Hace apenas seis meses llegaba al gobierno el equipo más joven de la historia no solo de Chile sino también de Latinoamérica, y todo eran promesas de recambio, potencial imaginativo, sonrisas y vitalidad. Era el gobierno de la dignidad post-estallido, la esperanza surgida de las entrañas del movimiento popular en medio de los coletazos de una emergencia sanitaria, el revival del presidente Allende asesinado, y el propio Boric se había comprometido (quizás con más sentido de la oportunidad que con convicción real) a que si Chile había sido la cuna del neoliberalismo, Chile sería también el país que se encargara de su entierro.
La tarea que Gabriel Boric tenía por delante, con la economía del país en crisis tras la pandemia y tras el estallido, con un desempleo creciente, alzas de precios, y demandas sociales en aumento, con un proyecto de nueva constitución que ya desde el mes de abril tambaleaba, con un parlamento de mayoría opositora, y con un gobierno sustentado no por una sino por dos coaliciones, ninguna de ellas demasiado sólidas ni compatibles entre si, hubiera exigido que, desde el primer día, hiciera lo posible por aplicar un plan de gobierno que, al parecer, por lo que hoy se evidencia, no existía.
Se confió más en la buena estrella juvenil que en la elaboración de políticas públicas, se jugó la carta de que el nuevo presidente se presentara como un Justin Trudeau de la América pobre pero juiciosa, y no se avanzó prácticamente nada a la espera del plebiscito que sacaría todas las castañas del fuego.

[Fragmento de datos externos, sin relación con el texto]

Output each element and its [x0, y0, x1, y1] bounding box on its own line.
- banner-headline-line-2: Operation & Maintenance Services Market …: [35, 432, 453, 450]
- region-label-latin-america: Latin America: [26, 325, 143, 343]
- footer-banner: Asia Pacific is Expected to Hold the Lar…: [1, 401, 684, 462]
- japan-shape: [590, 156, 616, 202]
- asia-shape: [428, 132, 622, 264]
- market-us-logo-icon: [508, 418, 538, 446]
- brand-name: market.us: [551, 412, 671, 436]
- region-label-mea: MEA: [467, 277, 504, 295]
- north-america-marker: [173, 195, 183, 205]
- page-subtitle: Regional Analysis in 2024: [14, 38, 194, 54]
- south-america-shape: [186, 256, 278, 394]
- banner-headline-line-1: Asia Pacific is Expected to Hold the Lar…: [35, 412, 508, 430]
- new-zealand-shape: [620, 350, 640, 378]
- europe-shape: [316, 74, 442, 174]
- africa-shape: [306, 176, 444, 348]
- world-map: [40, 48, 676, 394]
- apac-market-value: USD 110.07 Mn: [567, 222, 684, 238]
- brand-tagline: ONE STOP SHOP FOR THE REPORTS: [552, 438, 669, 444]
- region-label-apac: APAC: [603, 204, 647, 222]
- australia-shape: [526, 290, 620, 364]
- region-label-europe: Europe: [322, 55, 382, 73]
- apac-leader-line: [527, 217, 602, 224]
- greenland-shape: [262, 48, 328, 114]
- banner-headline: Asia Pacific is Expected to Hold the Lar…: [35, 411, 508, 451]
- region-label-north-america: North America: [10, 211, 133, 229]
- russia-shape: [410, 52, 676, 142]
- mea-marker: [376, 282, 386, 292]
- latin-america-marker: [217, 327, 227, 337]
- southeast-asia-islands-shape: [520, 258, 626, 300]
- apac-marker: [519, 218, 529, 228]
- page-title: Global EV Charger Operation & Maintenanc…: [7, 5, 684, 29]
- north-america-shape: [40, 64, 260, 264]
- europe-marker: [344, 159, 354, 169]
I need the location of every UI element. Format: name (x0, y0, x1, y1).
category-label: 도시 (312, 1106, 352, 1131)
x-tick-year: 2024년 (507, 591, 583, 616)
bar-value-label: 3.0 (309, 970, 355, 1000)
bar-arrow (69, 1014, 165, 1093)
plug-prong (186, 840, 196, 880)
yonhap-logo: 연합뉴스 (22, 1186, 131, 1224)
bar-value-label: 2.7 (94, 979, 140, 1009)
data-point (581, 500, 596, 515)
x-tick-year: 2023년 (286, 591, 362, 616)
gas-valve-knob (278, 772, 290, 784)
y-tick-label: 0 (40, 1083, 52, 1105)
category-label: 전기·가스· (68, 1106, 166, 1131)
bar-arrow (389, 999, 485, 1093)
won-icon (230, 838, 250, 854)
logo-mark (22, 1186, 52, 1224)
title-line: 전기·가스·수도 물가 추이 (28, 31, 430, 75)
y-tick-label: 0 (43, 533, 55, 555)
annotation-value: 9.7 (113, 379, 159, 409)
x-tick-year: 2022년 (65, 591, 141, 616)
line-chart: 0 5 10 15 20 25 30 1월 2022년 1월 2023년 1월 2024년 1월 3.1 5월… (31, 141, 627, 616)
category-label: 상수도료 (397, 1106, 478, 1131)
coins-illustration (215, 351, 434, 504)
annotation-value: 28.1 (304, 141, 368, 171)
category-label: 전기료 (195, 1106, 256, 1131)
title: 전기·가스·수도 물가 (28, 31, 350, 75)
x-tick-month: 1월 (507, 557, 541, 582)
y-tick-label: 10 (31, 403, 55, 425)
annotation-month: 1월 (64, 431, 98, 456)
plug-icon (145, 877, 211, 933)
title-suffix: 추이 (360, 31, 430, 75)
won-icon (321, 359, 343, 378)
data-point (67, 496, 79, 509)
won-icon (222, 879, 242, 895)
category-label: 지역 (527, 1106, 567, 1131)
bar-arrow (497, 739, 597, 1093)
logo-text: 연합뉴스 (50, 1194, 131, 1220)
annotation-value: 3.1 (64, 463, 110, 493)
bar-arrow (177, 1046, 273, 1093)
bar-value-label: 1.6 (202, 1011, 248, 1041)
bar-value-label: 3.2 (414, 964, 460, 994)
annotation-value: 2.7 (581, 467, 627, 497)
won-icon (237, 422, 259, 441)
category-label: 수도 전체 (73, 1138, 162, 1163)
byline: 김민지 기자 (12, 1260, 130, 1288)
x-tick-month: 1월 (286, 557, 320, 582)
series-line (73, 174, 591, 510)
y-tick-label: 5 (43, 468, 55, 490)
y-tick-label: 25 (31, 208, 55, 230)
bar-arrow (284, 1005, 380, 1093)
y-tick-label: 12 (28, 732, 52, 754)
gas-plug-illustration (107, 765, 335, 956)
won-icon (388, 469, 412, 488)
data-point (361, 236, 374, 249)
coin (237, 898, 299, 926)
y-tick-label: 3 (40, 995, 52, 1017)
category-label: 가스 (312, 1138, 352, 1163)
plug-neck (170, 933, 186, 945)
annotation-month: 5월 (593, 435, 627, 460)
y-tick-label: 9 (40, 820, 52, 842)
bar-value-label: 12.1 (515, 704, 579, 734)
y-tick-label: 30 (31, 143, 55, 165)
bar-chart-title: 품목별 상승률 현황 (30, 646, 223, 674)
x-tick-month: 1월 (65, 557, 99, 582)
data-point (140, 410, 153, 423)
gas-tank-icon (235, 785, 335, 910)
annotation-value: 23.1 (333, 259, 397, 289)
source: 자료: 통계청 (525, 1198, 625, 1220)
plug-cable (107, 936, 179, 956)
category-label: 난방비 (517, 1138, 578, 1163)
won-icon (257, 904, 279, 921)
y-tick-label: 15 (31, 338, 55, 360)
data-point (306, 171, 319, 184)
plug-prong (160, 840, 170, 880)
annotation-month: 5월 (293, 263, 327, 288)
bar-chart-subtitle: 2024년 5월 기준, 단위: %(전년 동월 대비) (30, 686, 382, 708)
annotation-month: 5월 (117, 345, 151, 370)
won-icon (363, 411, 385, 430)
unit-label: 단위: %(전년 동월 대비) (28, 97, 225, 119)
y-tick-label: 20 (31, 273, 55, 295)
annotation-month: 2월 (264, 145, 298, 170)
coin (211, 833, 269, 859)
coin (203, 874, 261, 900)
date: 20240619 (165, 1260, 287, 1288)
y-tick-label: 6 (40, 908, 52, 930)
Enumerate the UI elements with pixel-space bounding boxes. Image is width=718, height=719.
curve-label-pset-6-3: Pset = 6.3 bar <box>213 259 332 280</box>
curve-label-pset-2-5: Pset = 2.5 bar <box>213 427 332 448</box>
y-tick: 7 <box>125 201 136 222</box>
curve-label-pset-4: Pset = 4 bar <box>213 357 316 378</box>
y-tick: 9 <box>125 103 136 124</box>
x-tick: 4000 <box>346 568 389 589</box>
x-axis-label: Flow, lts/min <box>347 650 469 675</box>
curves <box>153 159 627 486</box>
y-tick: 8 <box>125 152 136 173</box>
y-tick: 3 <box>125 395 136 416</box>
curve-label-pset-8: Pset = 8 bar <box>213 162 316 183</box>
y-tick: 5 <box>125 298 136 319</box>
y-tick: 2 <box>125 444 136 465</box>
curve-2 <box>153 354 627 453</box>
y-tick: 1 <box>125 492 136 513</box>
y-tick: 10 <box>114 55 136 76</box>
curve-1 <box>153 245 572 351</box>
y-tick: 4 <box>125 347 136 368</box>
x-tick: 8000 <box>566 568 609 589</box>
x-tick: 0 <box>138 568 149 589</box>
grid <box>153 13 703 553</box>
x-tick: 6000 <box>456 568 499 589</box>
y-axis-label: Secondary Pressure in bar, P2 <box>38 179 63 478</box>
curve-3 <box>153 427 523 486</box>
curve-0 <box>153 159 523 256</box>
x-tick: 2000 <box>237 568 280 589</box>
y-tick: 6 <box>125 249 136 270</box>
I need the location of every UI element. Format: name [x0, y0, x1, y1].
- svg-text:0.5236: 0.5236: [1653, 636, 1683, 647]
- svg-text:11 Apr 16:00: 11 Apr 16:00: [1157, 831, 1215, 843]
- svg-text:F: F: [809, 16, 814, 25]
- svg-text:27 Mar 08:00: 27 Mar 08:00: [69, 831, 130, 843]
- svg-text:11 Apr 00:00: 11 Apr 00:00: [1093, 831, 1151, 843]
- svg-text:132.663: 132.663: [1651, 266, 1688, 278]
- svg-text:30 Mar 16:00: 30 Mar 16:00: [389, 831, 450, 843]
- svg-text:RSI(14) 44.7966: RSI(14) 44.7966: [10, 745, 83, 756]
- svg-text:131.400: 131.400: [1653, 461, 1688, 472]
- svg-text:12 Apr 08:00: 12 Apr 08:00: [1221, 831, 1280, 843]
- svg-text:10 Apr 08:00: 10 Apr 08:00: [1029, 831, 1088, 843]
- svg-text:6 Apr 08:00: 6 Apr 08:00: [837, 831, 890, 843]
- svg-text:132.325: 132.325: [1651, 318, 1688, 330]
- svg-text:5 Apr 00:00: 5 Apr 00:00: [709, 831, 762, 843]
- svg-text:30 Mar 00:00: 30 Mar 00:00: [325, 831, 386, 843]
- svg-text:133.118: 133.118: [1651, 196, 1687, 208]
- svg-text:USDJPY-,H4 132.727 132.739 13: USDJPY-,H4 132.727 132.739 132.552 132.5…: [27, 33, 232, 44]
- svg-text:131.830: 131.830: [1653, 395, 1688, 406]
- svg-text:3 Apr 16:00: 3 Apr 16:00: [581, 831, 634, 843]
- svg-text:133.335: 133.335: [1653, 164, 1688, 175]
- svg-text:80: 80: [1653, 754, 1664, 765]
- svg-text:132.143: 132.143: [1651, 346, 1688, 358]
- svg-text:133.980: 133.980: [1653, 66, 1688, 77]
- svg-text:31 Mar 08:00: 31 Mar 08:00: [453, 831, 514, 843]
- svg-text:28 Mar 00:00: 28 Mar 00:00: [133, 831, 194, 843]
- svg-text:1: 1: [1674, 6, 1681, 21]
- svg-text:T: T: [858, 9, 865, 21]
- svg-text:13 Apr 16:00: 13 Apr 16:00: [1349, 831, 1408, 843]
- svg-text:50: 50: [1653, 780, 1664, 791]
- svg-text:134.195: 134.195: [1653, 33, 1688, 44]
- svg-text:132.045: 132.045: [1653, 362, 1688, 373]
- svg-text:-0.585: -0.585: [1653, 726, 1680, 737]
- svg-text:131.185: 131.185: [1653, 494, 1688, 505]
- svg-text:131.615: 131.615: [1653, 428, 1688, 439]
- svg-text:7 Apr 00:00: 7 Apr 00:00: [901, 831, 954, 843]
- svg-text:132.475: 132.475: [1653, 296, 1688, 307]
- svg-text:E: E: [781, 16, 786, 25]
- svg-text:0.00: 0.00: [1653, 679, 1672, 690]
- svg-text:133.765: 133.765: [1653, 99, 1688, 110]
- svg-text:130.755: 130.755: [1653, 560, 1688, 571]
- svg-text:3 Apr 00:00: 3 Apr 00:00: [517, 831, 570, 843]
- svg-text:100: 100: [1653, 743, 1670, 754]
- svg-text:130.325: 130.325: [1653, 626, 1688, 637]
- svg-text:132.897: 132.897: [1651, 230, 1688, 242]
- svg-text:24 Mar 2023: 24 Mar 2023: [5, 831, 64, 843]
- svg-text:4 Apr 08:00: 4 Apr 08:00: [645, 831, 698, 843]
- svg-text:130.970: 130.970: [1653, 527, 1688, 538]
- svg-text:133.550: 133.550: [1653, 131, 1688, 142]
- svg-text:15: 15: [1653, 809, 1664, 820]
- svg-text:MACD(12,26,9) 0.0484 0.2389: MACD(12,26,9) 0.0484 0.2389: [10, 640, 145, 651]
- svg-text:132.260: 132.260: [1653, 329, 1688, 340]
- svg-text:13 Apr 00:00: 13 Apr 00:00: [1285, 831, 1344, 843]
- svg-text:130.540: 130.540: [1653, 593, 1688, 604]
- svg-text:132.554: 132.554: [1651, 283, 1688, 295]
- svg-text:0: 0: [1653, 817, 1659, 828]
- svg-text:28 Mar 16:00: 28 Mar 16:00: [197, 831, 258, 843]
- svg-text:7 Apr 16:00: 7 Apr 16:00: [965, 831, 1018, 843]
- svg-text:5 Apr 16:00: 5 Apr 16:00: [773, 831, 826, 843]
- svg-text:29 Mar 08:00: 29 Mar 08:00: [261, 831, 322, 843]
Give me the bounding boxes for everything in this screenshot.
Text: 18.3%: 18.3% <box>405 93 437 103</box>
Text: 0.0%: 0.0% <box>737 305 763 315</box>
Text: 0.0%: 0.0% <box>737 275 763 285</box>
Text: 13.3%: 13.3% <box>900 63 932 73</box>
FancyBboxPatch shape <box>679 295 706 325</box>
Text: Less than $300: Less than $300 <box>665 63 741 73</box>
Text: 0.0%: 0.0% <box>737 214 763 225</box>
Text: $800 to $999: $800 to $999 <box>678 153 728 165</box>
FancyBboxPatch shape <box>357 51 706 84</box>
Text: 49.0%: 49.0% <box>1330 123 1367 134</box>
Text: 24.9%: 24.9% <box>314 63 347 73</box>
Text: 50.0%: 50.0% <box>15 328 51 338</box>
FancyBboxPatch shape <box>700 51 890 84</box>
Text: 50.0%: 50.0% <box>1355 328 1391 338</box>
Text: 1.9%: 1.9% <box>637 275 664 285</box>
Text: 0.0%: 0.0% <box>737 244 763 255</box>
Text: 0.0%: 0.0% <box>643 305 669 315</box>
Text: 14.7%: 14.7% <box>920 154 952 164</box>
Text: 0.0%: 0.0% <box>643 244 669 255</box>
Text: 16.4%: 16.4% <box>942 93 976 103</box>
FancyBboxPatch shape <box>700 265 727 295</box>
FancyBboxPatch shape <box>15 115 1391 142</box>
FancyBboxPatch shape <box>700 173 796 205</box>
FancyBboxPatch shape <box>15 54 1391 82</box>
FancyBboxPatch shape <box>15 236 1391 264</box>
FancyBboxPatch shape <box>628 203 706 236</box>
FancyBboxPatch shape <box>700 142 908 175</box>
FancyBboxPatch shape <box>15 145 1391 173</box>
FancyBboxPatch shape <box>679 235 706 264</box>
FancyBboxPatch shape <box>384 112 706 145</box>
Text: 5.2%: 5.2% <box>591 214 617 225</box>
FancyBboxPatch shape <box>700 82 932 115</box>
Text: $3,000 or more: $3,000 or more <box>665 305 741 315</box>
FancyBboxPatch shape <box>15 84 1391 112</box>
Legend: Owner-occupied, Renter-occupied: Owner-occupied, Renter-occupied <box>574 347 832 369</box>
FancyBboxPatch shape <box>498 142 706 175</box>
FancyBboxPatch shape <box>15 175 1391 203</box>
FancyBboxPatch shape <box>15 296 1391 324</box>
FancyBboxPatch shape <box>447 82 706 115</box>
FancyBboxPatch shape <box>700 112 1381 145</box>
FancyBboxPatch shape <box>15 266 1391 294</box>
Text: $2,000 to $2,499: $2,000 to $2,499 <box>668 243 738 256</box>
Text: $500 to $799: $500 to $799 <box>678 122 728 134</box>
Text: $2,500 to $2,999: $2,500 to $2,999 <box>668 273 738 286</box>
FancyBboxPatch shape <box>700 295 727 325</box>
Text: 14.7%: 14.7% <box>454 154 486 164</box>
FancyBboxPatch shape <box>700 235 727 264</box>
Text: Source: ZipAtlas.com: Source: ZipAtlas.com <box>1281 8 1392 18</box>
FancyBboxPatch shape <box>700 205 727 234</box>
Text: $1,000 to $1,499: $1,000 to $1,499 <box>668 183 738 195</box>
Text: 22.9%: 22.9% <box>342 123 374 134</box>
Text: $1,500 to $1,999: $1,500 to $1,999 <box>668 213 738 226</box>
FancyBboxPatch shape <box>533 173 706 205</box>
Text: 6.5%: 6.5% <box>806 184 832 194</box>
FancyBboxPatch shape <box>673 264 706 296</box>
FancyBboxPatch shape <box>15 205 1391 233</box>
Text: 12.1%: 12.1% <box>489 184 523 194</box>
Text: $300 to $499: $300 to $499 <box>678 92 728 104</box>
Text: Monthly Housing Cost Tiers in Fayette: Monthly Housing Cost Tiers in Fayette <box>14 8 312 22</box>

El tiempo dirá si la situación delicadísima que hoy enfrenta la coalición de gobierno: debilidad extrema frente a una derecha que ya conoce sus flaquezas, necesidad urgente de hacer hoy lo que debió haber hecho ayer (darle más voz en su gobierno a las fuerzas políticas que le posibilitaron triunfar en segunda vuelta, ampliando la coalición hacia el centro), y la obligación de proceder a cambios ministeriales que más que darle poder se lo quitan (¿Izkia Siches merecía salir del gobierno? ¿Giorgio Jackson merecía continuar?), es fruto del fracaso de la Convención Constituyente, o si, a la inversa, la votación desastrosa del Apruebo de este 4 de septiembre se explica por la falta de convicción que el gobierno que respaldaba el nuevo proyecto desplegó durante los 6 meses previos.
La izquierda chilena, que se soñó prometeica y quiso ser la portadora del fuego, si quiere escapar de la trampa tendida por su propia autocomplacencia, debará asumir, en primer lugar, que está en riesgo. Toda ella. Y que están en riesgo todos sus sueños.
Y luego deberá hacer de tripas corazón, como reza el dicho castellano. Asumirse encadenada a una montaña como Prometeo (aquel titán castigado por haber amado demasiado a la humanidad). Y reconocerse en aquella vieja canción de Violeta Parra: “gime y se agita como león, como queriéndose escapar”.
A hurgar en esa posibilidad de salida y a exorcizar la angustia de no encontrarla dedicaremos una próxima nota.